The present invention is directed to a condenser for an air conditioning system, and more particularly, to an optimal condenser coil arrangement which provides high condenser airflow efficiency even when either of two air inlets is completely obstructed.
Previous condenser have had various coil arrangement when viewed from a longitudinal end of the condenser housing. Typically air inlets are provided on either side of the condenser housings with coils located within and fans located on top of the housing so that air enters from the sides, passes over condenser coils and exits upwardly through the fans. Previous condenser coil arrangements have suffered airflow efficiency losses approaching 50% whenever either of the side air inlets is completely obstructed, and have suffered proportional airflow efficiency reduction when either of the side inlets is partially obstructed.
For instance in a "U" shaped coil arrangement such as shown in U.S. Pat. No. 3,857,253, air enters from either side of the condenser housing either directly through the upright legs of the "U" or through air inlets located below the legs of the "U". After entering the air inlets, the air makes an abrupt 90 degree turn and passes through a condenser coil forming the base of the "U". This abrupt 90 degree turn results in an uneven air distribution and variable face velocity across the condenser forming the base of the "U". The bulk of the airflow is concentrated at the central portion of the "U"'s base. Should an obstruction such as a wall or another condenser be placed parallel to either side of the condenser so as to block the air inlets on that side, the loss of airflow coupled with the inefficiencies of the abrupt 90 degree turn result in an overall reduction in airflow efficiency approaching 50%.

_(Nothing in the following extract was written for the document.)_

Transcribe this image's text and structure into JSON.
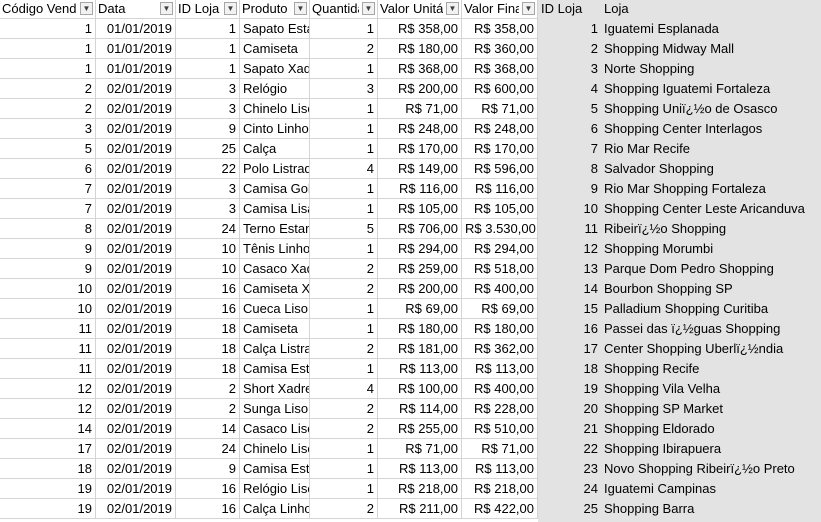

Another condenser coil arrangement can be seen in applicant's publication "Air Cooled Condensers, 20-120 Tons". This publication shows a "V" arrangement where air enters from either side, passes through one or the other of the legs of the "V", and exits in an upward direction. The legs of the "V" extend essentially from the top to the bottom of the condenser housing. If an obstruction blocks either air inlet, air does not flow through that particular leg of the "V". Consequently, airflow efficiency is reduced by 50% if the obstruction completely blocks the inlet, and is reduced in proportion to the obstruction's distance from the air inlet if the obstruction does not completely block the inlet.
A third condenser coil arrangement presently utilized is a "deep W" which includes a pair of "V" coils forming a "deep W" extending from the housing top to the housing bottom. The outside legs of the "deep W" are similar to the "V" arrangement in that airflow enters from the sides of the housing passes over the coils and exits in an upward direction through the condenser fans. The inner legs of the "deep W" differ in that airflow enters from at least one of the longitudinal ends of the condenser housing through the relatively small triangular area formed between the housing base and the inner legs of the "deep W" This relatively small triangular area has limited airflow efficiency across the condenser coils forming the inner legs of the "deep W" arrangement. If an obstruction blocks or retards airflow from either of the side inlets across one of the exterior legs of the "deep W", airflow efficiencies can approach 50% reduction when the inefficient airflow across the inner legs of the "deep W" is also accounted for.
The primary solution taken previously to preventing reduced airflow efficiencies is to ensure a minimum clearance around the condenser housings. This clearance is recommended to be at least 6 feet. Often this is not feasible in view of the typical location of a condenser housing on a roof top. Sound barriers, decorative sight barriers, pit locations, walls, other condenser housings, or air downflow geometries often prevent optimal location and clearance around the condenser housings.